I want to find a way to get the last non-null value for a purchase of a user. For example, I have this:
date | user_id | purchase_amount 2020-01-01 | 1 | 39 2020-01-04 | 1 | null 2020-01-10 | 1 | 90 2020-01-15 | 1 | null I want if to fill in the following way:
date | user_id | purchase_amount 2020-01-01 | 1 | 39 2020-01-04 | 1 | 39 2020-01-10 | 1 | 90 2020-01-15 | 1 | 90 Right now, I am using a LEAD function partition by user_id but it still would consider even non-null values. How to approach this?
1 Answer
As a disclaimer, this answer is largely based on the excellent accepted answer to this SO question. This answer creates a pseudo-group for each block of records which should ultimately be assigned the same purchase amount. It then uses the FIRST_VALUE() function, which should be available on Redshift, to fill in the null gaps.
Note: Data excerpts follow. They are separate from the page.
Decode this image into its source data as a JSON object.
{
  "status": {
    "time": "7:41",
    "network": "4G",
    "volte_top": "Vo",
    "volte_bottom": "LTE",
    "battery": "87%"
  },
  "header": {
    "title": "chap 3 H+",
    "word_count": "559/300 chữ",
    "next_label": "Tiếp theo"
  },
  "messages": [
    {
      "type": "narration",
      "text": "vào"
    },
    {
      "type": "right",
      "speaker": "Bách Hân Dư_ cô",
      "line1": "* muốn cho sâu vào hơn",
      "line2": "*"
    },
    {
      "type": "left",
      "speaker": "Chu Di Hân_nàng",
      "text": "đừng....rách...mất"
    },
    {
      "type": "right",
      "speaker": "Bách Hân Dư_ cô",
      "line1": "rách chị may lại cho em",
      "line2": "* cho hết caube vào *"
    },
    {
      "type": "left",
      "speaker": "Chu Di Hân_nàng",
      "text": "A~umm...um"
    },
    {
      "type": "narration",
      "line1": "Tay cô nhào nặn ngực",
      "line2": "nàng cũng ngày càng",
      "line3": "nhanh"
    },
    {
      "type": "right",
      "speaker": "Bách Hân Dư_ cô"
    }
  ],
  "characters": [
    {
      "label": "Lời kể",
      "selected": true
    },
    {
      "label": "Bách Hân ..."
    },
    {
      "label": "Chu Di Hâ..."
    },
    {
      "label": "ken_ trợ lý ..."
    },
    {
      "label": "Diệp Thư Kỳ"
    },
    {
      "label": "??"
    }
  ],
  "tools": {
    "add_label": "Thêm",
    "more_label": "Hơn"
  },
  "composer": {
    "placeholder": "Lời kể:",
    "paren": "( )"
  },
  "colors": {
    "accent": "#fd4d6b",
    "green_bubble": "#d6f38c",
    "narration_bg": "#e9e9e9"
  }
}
WITH cte AS ( SELECT *, SUM(CASE WHEN purchase_amount IS NULL THEN 0 ELSE 1 END) OVER (PARTITION BY user_id ORDER BY date) AS grp FROM yourTable ) SELECT date, user_id, FIRST_VALUE(purchase_amount) OVER (PARTITION BY grp, user_id ORDER BY date) AS purchase_amount FROM cte ORDER BY user_id, date; Note that the demo is for Postgres, but the code should also run on Redshift with no modification necessary.